Iran Launches $400 Million Equity Insurance Scheme to Stabilize Stock Market

Iran Launches $400 Million Equity Insurance Scheme to Stabilize Stock Market
(Saturday, July 12, 2025) 10:55

TEHRAN (NIPNA) – Iran has begun implementing a 200 trillion rial ($400 million) stock market stabilization package, including equity insurance and derivative bond issuance, amid continued efforts to ease volatility and restore investor confidence.

Qader Masoumi Khaneqah, Director of Stock Market Supervision at the Securities and Exchange Organization, announced the activation of the plan on Wednesday, highlighting the importance of clear, data-driven policymaking during market downturns.

“These tools are designed to mitigate irrational declines and curb negative sentiment in sensitive periods,” Masoumi said, referring to the approved mechanisms of equity insurance and put option bond issuance by the Market Stabilization Fund.

The support package, part of the government’s response to recent market instability, will be deployed gradually, he added.

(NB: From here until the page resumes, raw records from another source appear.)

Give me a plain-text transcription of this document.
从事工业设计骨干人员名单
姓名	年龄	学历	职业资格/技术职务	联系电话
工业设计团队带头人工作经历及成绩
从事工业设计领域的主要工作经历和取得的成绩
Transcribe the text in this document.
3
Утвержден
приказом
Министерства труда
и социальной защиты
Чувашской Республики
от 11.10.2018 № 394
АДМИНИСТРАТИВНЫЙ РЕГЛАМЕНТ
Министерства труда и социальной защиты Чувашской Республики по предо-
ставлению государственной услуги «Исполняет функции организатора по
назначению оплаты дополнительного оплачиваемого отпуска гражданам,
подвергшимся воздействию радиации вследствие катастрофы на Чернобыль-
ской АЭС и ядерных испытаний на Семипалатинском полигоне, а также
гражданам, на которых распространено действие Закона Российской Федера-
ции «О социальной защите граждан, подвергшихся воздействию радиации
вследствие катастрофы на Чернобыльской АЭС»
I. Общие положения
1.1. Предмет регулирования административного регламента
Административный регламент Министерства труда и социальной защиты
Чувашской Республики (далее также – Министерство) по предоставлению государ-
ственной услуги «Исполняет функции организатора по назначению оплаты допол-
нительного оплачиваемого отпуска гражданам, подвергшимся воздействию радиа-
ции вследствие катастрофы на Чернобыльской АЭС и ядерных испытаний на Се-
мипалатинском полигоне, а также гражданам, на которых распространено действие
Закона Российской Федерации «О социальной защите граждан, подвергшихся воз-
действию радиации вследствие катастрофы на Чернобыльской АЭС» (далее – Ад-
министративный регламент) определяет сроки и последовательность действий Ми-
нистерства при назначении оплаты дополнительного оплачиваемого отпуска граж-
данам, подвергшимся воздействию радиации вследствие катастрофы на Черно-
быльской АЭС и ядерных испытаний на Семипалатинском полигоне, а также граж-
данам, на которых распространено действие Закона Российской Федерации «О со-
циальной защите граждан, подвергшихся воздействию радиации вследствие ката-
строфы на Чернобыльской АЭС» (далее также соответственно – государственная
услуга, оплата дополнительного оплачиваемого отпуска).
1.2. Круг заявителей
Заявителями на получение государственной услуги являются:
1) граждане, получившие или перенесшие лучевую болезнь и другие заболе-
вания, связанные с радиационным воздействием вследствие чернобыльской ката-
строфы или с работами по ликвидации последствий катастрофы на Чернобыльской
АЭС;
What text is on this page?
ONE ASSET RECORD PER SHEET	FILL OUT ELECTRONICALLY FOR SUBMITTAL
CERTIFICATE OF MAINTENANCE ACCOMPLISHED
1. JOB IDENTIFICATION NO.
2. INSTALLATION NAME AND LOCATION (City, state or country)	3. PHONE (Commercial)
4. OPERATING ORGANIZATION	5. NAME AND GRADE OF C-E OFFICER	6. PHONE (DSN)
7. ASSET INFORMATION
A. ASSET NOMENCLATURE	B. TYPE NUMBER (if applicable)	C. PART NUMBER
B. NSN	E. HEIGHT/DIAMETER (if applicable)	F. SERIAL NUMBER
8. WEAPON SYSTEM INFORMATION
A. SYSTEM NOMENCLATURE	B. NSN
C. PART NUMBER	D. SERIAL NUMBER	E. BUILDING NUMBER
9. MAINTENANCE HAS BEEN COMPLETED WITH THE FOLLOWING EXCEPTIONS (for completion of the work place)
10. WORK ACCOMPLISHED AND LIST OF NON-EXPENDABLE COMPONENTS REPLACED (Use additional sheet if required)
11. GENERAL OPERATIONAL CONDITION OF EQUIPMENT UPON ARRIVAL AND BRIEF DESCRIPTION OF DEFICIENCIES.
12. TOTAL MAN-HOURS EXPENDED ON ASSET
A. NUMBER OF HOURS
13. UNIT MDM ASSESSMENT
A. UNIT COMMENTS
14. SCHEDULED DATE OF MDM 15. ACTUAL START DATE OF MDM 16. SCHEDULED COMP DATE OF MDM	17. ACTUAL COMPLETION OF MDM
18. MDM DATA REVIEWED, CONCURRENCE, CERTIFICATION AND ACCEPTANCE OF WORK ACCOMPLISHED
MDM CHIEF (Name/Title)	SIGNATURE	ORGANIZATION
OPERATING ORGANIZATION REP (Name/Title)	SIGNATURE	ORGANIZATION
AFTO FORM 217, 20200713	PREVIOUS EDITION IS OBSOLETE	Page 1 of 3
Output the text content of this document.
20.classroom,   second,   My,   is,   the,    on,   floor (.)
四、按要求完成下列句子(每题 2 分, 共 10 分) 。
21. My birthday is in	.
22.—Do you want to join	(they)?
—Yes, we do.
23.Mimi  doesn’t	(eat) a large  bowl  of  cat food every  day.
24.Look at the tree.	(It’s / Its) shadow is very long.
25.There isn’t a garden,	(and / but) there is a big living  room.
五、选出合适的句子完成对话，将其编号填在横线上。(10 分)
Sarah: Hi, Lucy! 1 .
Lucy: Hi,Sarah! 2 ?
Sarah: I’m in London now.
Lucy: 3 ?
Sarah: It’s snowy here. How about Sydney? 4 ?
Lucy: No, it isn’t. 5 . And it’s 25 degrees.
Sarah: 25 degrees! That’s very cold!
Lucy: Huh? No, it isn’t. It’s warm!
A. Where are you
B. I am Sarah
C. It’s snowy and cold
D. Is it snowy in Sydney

Transparency as Foundation of Trust

Masoumi stressed that transparency in communicating the government's economic measures is crucial for rebuilding public trust and encouraging investor participation. “The more transparent our decisions, the less uncertainty we face in the market,” he noted.

Call for Financial Education Reform

In a broader view of long-term market health, Masoumi underlined the need to introduce basic financial literacy in schools. “While education can't replace immediate interventions in times of crisis, early education can reduce emotional responses over time,” he said.

Market Concerns Addressed

Addressing investor concerns over the operational aspects of the stabilization plan, Masoumi reassured that fund allocations are being executed in a phased and coordinated manner, with full inter-agency collaboration and sensitivity to market dynamics.